Mit 18 Kameras zwischen Josephplatz und der Einmündung zur Mallinckrodtstraße will die Dortmunder Polizei Rauschgift- und typische Beschaffungskriminalität bekämpfen. Allerdings dürfen einige Bereiche wie Straßengastronomie und ein Kulturzentrum nicht gefilmt werden.

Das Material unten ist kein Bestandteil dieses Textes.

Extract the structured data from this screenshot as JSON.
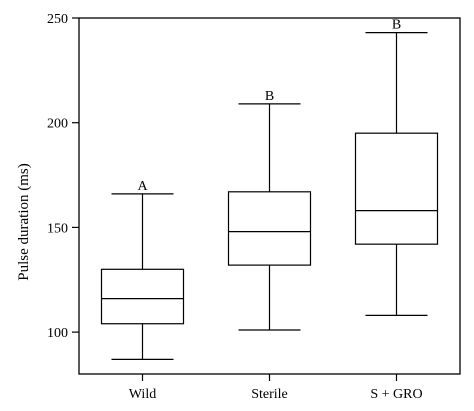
{
  "chart_data": {
    "type": "box",
    "title": "",
    "xlabel": "",
    "ylabel": "Pulse duration (ms)",
    "ylim": [
      80,
      250
    ],
    "yticks": [
      100,
      150,
      200,
      250
    ],
    "grid": false,
    "legend": "none",
    "categories": [
      "Wild",
      "Sterile",
      "S + GRO"
    ],
    "boxes": [
      {
        "category": "Wild",
        "min": 87,
        "q1": 104,
        "median": 116,
        "q3": 130,
        "max": 166,
        "group": "A"
      },
      {
        "category": "Sterile",
        "min": 101,
        "q1": 132,
        "median": 148,
        "q3": 167,
        "max": 209,
        "group": "B"
      },
      {
        "category": "S + GRO",
        "min": 108,
        "q1": 142,
        "median": 158,
        "q3": 195,
        "max": 243,
        "group": "B"
      }
    ],
    "colors": {
      "stroke": "#000000",
      "fill": "#ffffff"
    }
  }
}
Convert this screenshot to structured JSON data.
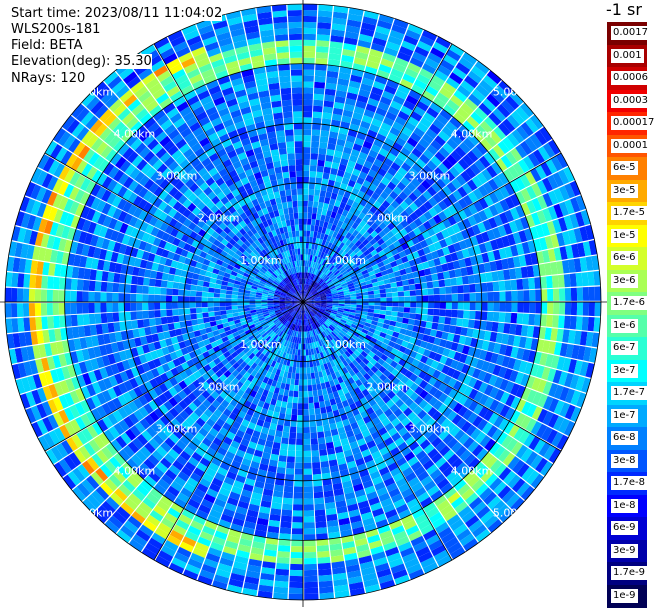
{
  "info": {
    "start_time": "Start time: 2023/08/11 11:04:02",
    "instrument": "WLS200s-181",
    "field": "Field: BETA",
    "elevation": "Elevation(deg): 35.30",
    "nrays": "NRays: 120"
  },
  "colorbar": {
    "unit_label": "-1 sr",
    "labels": [
      "0.0017",
      "0.001",
      "0.0006",
      "0.0003",
      "0.00017",
      "0.0001",
      "6e-5",
      "3e-5",
      "1.7e-5",
      "1e-5",
      "6e-6",
      "3e-6",
      "1.7e-6",
      "1e-6",
      "6e-7",
      "3e-7",
      "1.7e-7",
      "1e-7",
      "6e-8",
      "3e-8",
      "1.7e-8",
      "1e-8",
      "6e-9",
      "3e-9",
      "1.7e-9",
      "1e-9"
    ],
    "colors": [
      "#7a0000",
      "#a80000",
      "#cf0000",
      "#f20000",
      "#ff2600",
      "#ff5500",
      "#ff8000",
      "#ffaa00",
      "#ffd400",
      "#ffff00",
      "#d4ff2a",
      "#aaff55",
      "#80ff80",
      "#55ffaa",
      "#2affd4",
      "#00ffff",
      "#00d4ff",
      "#00aaff",
      "#0080ff",
      "#0055ff",
      "#002aff",
      "#0000ff",
      "#0000d4",
      "#0000aa",
      "#000080",
      "#000055"
    ]
  },
  "chart_data": {
    "type": "heatmap",
    "projection": "polar PPI scan",
    "field": "BETA",
    "elevation_deg": 35.3,
    "nrays": 120,
    "range_max_km": 5.0,
    "ring_labels": [
      "1.00km",
      "2.00km",
      "3.00km",
      "4.00km",
      "5.00km"
    ],
    "ring_ranges_km": [
      1.0,
      2.0,
      3.0,
      4.0,
      5.0
    ],
    "spoke_angles_deg": [
      0,
      30,
      60,
      90,
      120,
      150,
      180,
      210,
      240,
      270,
      300,
      330
    ],
    "scale": "log",
    "value_range": [
      1e-09,
      0.0017
    ],
    "features": [
      {
        "description_range_km": [
          0,
          0.5
        ],
        "typical_value": 1e-08
      },
      {
        "description_range_km": [
          0.5,
          4.0
        ],
        "typical_value": 6e-08
      },
      {
        "description_range_km": [
          4.0,
          4.4
        ],
        "typical_value": 1e-06
      },
      {
        "description_range_km": [
          4.4,
          4.6
        ],
        "typical_value": 1e-05,
        "azimuth_range_deg": [
          200,
          340
        ]
      },
      {
        "description_range_km": [
          4.6,
          5.0
        ],
        "typical_value": 6e-08
      }
    ]
  }
}
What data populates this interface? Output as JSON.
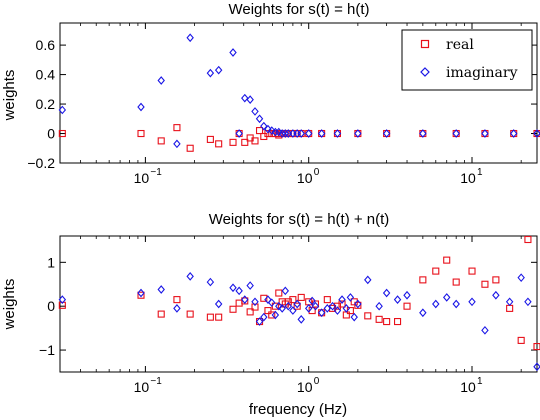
{
  "chart_data": [
    {
      "type": "scatter",
      "title": "Weights for s(t) = h(t)",
      "xlabel": "",
      "ylabel": "weights",
      "xscale": "log",
      "xlim": [
        0.03,
        25
      ],
      "ylim": [
        -0.2,
        0.75
      ],
      "xticks": [
        0.1,
        1,
        10
      ],
      "xtick_labels": [
        {
          "base": "10",
          "exp": "−1"
        },
        {
          "base": "10",
          "exp": "0"
        },
        {
          "base": "10",
          "exp": "1"
        }
      ],
      "yticks": [
        -0.2,
        0,
        0.2,
        0.4,
        0.6
      ],
      "ytick_labels": [
        "−0.2",
        "0",
        "0.2",
        "0.4",
        "0.6"
      ],
      "grid": false,
      "legend_position": "top-right",
      "series": [
        {
          "name": "real",
          "marker": "square",
          "color": "#e8101a",
          "x": [
            0.031,
            0.094,
            0.125,
            0.156,
            0.188,
            0.25,
            0.281,
            0.344,
            0.375,
            0.406,
            0.438,
            0.469,
            0.5,
            0.531,
            0.563,
            0.594,
            0.625,
            0.656,
            0.688,
            0.719,
            0.75,
            0.8,
            0.85,
            0.9,
            1.0,
            1.2,
            1.5,
            2.0,
            3.0,
            5.0,
            8.0,
            12.0,
            18.0,
            25.0
          ],
          "y": [
            0.0,
            0.0,
            -0.05,
            0.04,
            -0.1,
            -0.04,
            -0.07,
            -0.06,
            0.0,
            -0.06,
            -0.03,
            -0.05,
            0.02,
            -0.02,
            0.0,
            0.0,
            0.0,
            -0.01,
            0.0,
            0.0,
            0.0,
            0.0,
            0.0,
            0.0,
            0.0,
            0.0,
            0.0,
            0.0,
            0.0,
            0.0,
            0.0,
            0.0,
            0.0,
            0.0
          ]
        },
        {
          "name": "imaginary",
          "marker": "diamond",
          "color": "#1a16e6",
          "x": [
            0.031,
            0.094,
            0.125,
            0.156,
            0.188,
            0.25,
            0.281,
            0.344,
            0.375,
            0.406,
            0.438,
            0.469,
            0.5,
            0.531,
            0.563,
            0.594,
            0.625,
            0.656,
            0.688,
            0.719,
            0.75,
            0.8,
            0.85,
            0.9,
            1.0,
            1.2,
            1.5,
            2.0,
            3.0,
            5.0,
            8.0,
            12.0,
            18.0,
            25.0
          ],
          "y": [
            0.16,
            0.18,
            0.36,
            -0.07,
            0.65,
            0.41,
            0.43,
            0.55,
            0.0,
            0.24,
            0.23,
            0.15,
            0.1,
            0.05,
            0.03,
            0.02,
            0.01,
            0.01,
            0.0,
            0.0,
            0.0,
            0.0,
            0.0,
            0.0,
            0.0,
            0.0,
            0.0,
            0.0,
            0.0,
            0.0,
            0.0,
            0.0,
            0.0,
            0.0
          ]
        }
      ]
    },
    {
      "type": "scatter",
      "title": "Weights for s(t) = h(t) + n(t)",
      "xlabel": "frequency (Hz)",
      "ylabel": "weights",
      "xscale": "log",
      "xlim": [
        0.03,
        25
      ],
      "ylim": [
        -1.5,
        1.6
      ],
      "xticks": [
        0.1,
        1,
        10
      ],
      "xtick_labels": [
        {
          "base": "10",
          "exp": "−1"
        },
        {
          "base": "10",
          "exp": "0"
        },
        {
          "base": "10",
          "exp": "1"
        }
      ],
      "yticks": [
        -1,
        0,
        1
      ],
      "ytick_labels": [
        "−1",
        "0",
        "1"
      ],
      "grid": false,
      "series": [
        {
          "name": "real",
          "marker": "square",
          "color": "#e8101a",
          "x": [
            0.031,
            0.094,
            0.125,
            0.156,
            0.188,
            0.25,
            0.281,
            0.344,
            0.375,
            0.406,
            0.438,
            0.469,
            0.5,
            0.531,
            0.563,
            0.594,
            0.625,
            0.656,
            0.688,
            0.719,
            0.75,
            0.8,
            0.85,
            0.9,
            1.0,
            1.05,
            1.1,
            1.2,
            1.3,
            1.4,
            1.5,
            1.6,
            1.7,
            1.8,
            1.9,
            2.0,
            2.3,
            2.7,
            3.0,
            3.5,
            4.0,
            5.0,
            6.0,
            7.0,
            8.0,
            10.0,
            12.0,
            14.0,
            17.0,
            20.0,
            22.0,
            25.0
          ],
          "y": [
            0.02,
            0.25,
            -0.18,
            0.15,
            -0.18,
            -0.25,
            -0.25,
            -0.07,
            0.07,
            0.12,
            -0.13,
            -0.02,
            -0.35,
            0.18,
            -0.1,
            -0.2,
            0.0,
            0.3,
            0.1,
            0.05,
            0.1,
            0.15,
            0.0,
            0.2,
            0.1,
            -0.1,
            0.05,
            -0.15,
            0.15,
            -0.05,
            0.0,
            0.05,
            -0.2,
            -0.1,
            0.1,
            0.02,
            -0.22,
            -0.3,
            -0.35,
            -0.35,
            0.0,
            0.6,
            0.8,
            1.05,
            0.55,
            0.8,
            0.5,
            0.6,
            -0.05,
            -0.78,
            1.52,
            -0.92
          ]
        },
        {
          "name": "imaginary",
          "marker": "diamond",
          "color": "#1a16e6",
          "x": [
            0.031,
            0.094,
            0.125,
            0.156,
            0.188,
            0.25,
            0.281,
            0.344,
            0.375,
            0.406,
            0.438,
            0.469,
            0.5,
            0.531,
            0.563,
            0.594,
            0.625,
            0.656,
            0.688,
            0.719,
            0.75,
            0.8,
            0.85,
            0.9,
            1.0,
            1.05,
            1.1,
            1.2,
            1.3,
            1.4,
            1.5,
            1.6,
            1.7,
            1.8,
            1.9,
            2.0,
            2.3,
            2.7,
            3.0,
            3.5,
            4.0,
            5.0,
            6.0,
            7.0,
            8.0,
            10.0,
            12.0,
            14.0,
            17.0,
            20.0,
            22.0,
            25.0
          ],
          "y": [
            0.15,
            0.3,
            0.38,
            -0.05,
            0.68,
            0.55,
            0.05,
            0.42,
            0.35,
            0.15,
            0.47,
            0.1,
            -0.35,
            -0.25,
            0.15,
            0.08,
            -0.2,
            0.0,
            -0.05,
            0.35,
            0.0,
            -0.1,
            0.05,
            -0.3,
            -0.05,
            0.12,
            0.0,
            -0.15,
            -0.05,
            0.0,
            -0.1,
            0.15,
            -0.05,
            0.2,
            -0.25,
            0.05,
            0.6,
            0.0,
            0.3,
            0.15,
            0.25,
            -0.15,
            0.05,
            0.2,
            0.05,
            0.1,
            -0.55,
            0.25,
            0.1,
            0.65,
            0.1,
            -1.38
          ]
        }
      ]
    }
  ]
}
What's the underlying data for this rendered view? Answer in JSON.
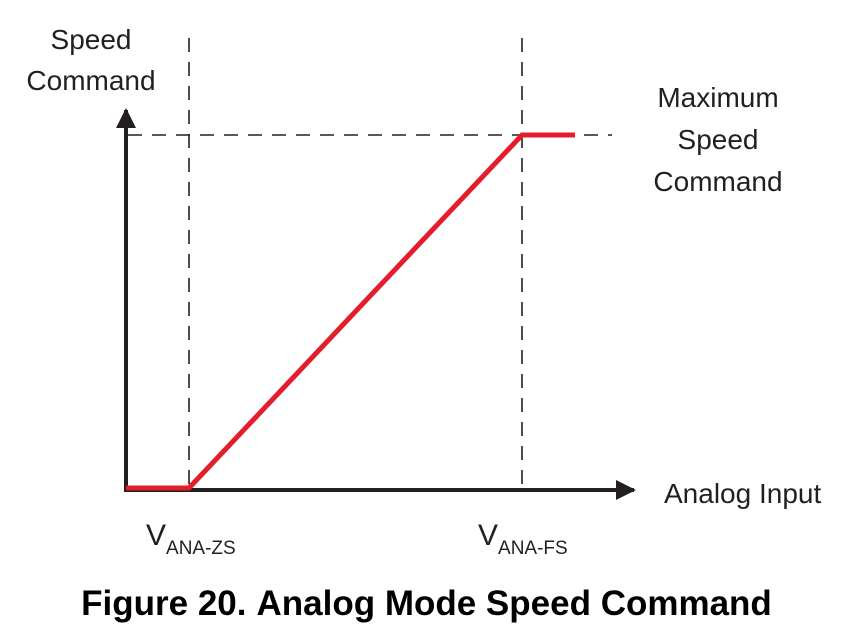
{
  "diagram": {
    "y_axis_label": [
      "Speed",
      "Command"
    ],
    "x_axis_label": "Analog Input",
    "max_label": [
      "Maximum",
      "Speed",
      "Command"
    ],
    "x_markers": [
      {
        "main": "V",
        "sub": "ANA-ZS"
      },
      {
        "main": "V",
        "sub": "ANA-FS"
      }
    ],
    "colors": {
      "curve": "#e31d2b",
      "axis": "#231f20",
      "guides": "#231f20"
    }
  },
  "caption": {
    "number": "Figure 20.",
    "title": "Analog Mode Speed Command"
  }
}
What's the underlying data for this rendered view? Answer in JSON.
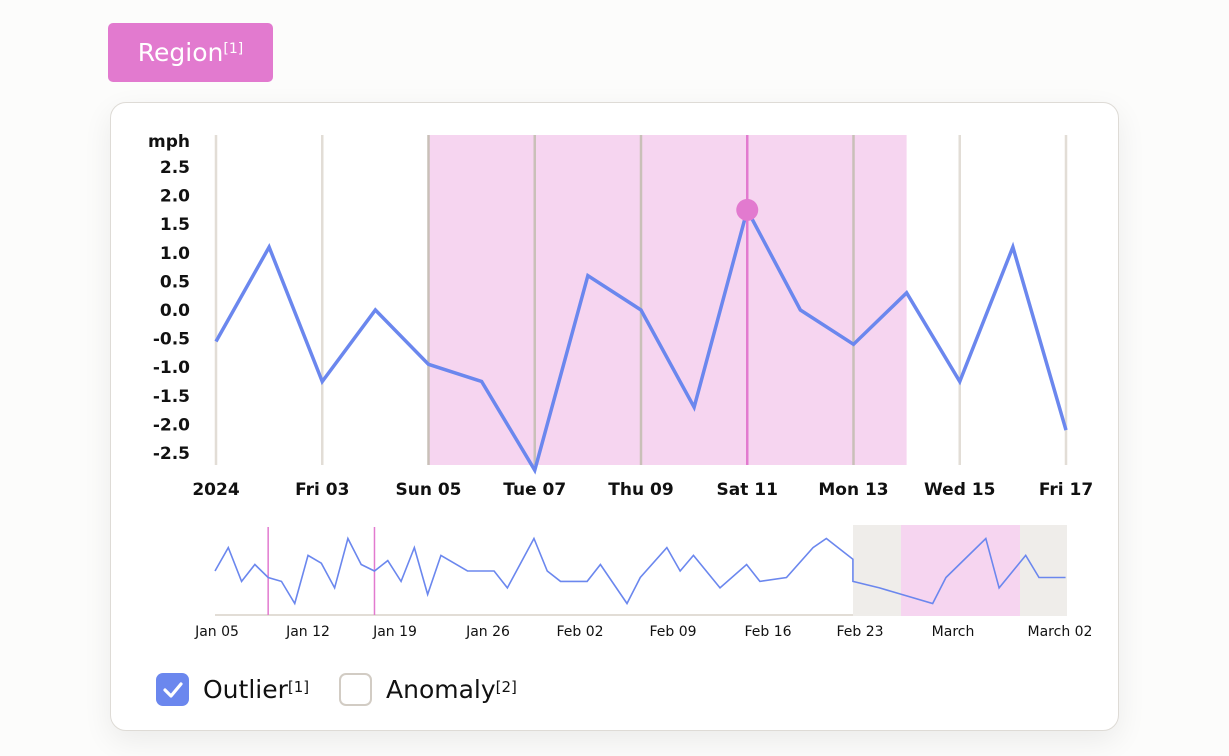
{
  "header": {
    "region_button_label": "Region",
    "region_button_ref": "[1]"
  },
  "colors": {
    "accent": "#e27acf",
    "band": "#f6d5f0",
    "line": "#6b87ee",
    "grid": "#e2ddd6",
    "grid_band": "#c9c0b8",
    "brush": "#efedea"
  },
  "chart_data": [
    {
      "type": "line",
      "ylabel": "mph",
      "ylim": [
        -2.5,
        2.5
      ],
      "yticks": [
        "2.5",
        "2.0",
        "1.5",
        "1.0",
        "0.5",
        "0.0",
        "-0.5",
        "-1.0",
        "-1.5",
        "-2.0",
        "-2.5"
      ],
      "xticks": [
        "2024",
        "Fri 03",
        "Sun 05",
        "Tue 07",
        "Thu 09",
        "Sat 11",
        "Mon 13",
        "Wed 15",
        "Fri 17"
      ],
      "x": [
        "2024-01-01",
        "2024-01-02",
        "2024-01-03",
        "2024-01-04",
        "2024-01-05",
        "2024-01-06",
        "2024-01-07",
        "2024-01-08",
        "2024-01-09",
        "2024-01-10",
        "2024-01-11",
        "2024-01-12",
        "2024-01-13",
        "2024-01-14",
        "2024-01-15",
        "2024-01-16",
        "2024-01-17"
      ],
      "values": [
        -0.55,
        1.1,
        -1.25,
        0.0,
        -0.95,
        -1.25,
        -2.8,
        0.6,
        0.0,
        -1.7,
        1.75,
        0.0,
        -0.6,
        0.3,
        -1.25,
        1.1,
        -2.1
      ],
      "highlight_region": [
        "2024-01-05",
        "2024-01-14"
      ],
      "highlight_point": {
        "x": "2024-01-11",
        "value": 1.75
      },
      "grid": "vertical"
    },
    {
      "type": "line",
      "xticks": [
        "Jan 05",
        "Jan 12",
        "Jan 19",
        "Jan 26",
        "Feb 02",
        "Feb 09",
        "Feb 16",
        "Feb 23",
        "March",
        "March 02"
      ],
      "x": [
        "2024-01-05",
        "2024-01-06",
        "2024-01-07",
        "2024-01-08",
        "2024-01-09",
        "2024-01-10",
        "2024-01-11",
        "2024-01-12",
        "2024-01-13",
        "2024-01-14",
        "2024-01-15",
        "2024-01-16",
        "2024-01-17",
        "2024-01-18",
        "2024-01-19",
        "2024-01-20",
        "2024-01-21",
        "2024-01-22",
        "2024-01-24",
        "2024-01-26",
        "2024-01-27",
        "2024-01-29",
        "2024-01-30",
        "2024-01-31",
        "2024-02-02",
        "2024-02-03",
        "2024-02-05",
        "2024-02-06",
        "2024-02-08",
        "2024-02-09",
        "2024-02-10",
        "2024-02-12",
        "2024-02-14",
        "2024-02-15",
        "2024-02-17",
        "2024-02-19",
        "2024-02-20",
        "2024-02-22",
        "2024-02-22",
        "2024-02-24",
        "2024-02-28",
        "2024-02-29",
        "2024-03-01",
        "2024-03-03",
        "2024-03-04",
        "2024-03-06",
        "2024-03-07",
        "2024-03-09"
      ],
      "values": [
        0,
        1.8,
        -0.8,
        0.5,
        -0.5,
        -0.8,
        -2.5,
        1.2,
        0.6,
        -1.3,
        2.5,
        0.5,
        0,
        0.8,
        -0.8,
        1.8,
        -1.8,
        1.2,
        0,
        0,
        -1.3,
        2.5,
        0,
        -0.8,
        -0.8,
        0.5,
        -2.5,
        -0.5,
        1.8,
        0,
        1.2,
        -1.3,
        0.5,
        -0.8,
        -0.5,
        1.8,
        2.5,
        0.9,
        -0.8,
        -1.3,
        -2.5,
        -0.5,
        0.5,
        2.5,
        -1.3,
        1.2,
        -0.5,
        -0.5
      ],
      "markers": [
        "2024-01-09",
        "2024-01-17"
      ]
    }
  ],
  "legend": [
    {
      "label": "Outlier",
      "ref": "[1]",
      "checked": true
    },
    {
      "label": "Anomaly",
      "ref": "[2]",
      "checked": false
    }
  ]
}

Bezirksbürgermeisterin Hannah Rosenbaum befürchtet, dass sich die Kleinkriminalität auf die benachbarten Wohngebiete und Kinderspielplätze verlagert:
„Die Kleinkriminalität verlagert sich dann halt einfach in die Nebenstraßen oder den Keuningpark. Wir sehen hier keine Verbesserung des Sicherheitsgefühls bei den
Bewohner*innen, sondern vernehmen schon den Ruf nach weiteren Kameras in den Seitenstraßen.“
Marko Unterauer, Fraktionssprecher der GRÜNEN in der BV Innenstadt-Nord:
„Noch Anfang 2016 war die Polizei selbst der Meinung, dass eine Videobeobachtung dort die Dealerszene und andere Straftäter in umliegende Wohnviertel verdrängen könne. Deshalb hatte man damals die Brückstraße für den Feldversuch ausgesucht. Die Evaluation durch das Kriminologische Forschungsinstitut Niedersachsen hat einen Nutzen nicht bestätigt, die Ergebnisse aus Dortmund sprechen laut Studie ‚tendenziell gegen eine positive Wirkung der Videobeobachtung im Sinne einer Reduktion des Kriminalitätsaufkommens.“
Bezirksbürgermeisterin Hannah Rosenbaum ergänzt: „Wir brauchen eine gut qualifizierte und angemessen ausgestattete Polizei. Die Organisation der Polizeiarbeit muss aber in eine andere Richtung gehen. Wie wäre es, in der Nordstadt auch Fahrradstreifen einzusetzen. Sie sind in den engen Straßen beweglicher als Polizeiwagen und für die Bevölkerung besser ansprechbar im
Sinn von mehr Bürger*innennähe.“
Karls Radek
Der Artikel schafft es leider nicht, die Frage der polizeilichen Überwachung des öffentlichen Raumes in den offensichtlichen Zusammenhang von Armut, Rassismus und autoritären Umbaumaßnahmen des bürgerlichen Staates zu legen. Damit reproduziert er die Ideologie des „pragmatischen Sicherheitsdiskurses“, der stets von den gesellschaftlichen Bedingungen abstrahiert und ganz bürgerlich eine vermeintliche Zwischenposition unter pseudo platonisch Gleichgestellten suggeriert. Nein die Kameraüberwachung ist kein Angriff auf die Grundrechte „aller“ und es gibt nicht gute „Argumente“ der Polizei“, er ist ein Klassenprojekt der CDU/FDP und GDP, er ist ein sinnloses Vertreibungsprojekt von Schmalhirnen der lokalen Petit Bourgoisie, die nicht verstehen, dass nur weil ne Kamera hängt, nicht gleich mehr Kunden kommen. Wer sind eure Kunden? Das Elend der Linken ist in diesem Artikel und seiner offensiven Weigerung gesellschaftliche Bedingungen von Staat, Repression und Überwachung zu hinterfragen so offenbar, dass es keine Zweifel geben kann: Mit dieser Linken ist JEDER STAAT ZU machen.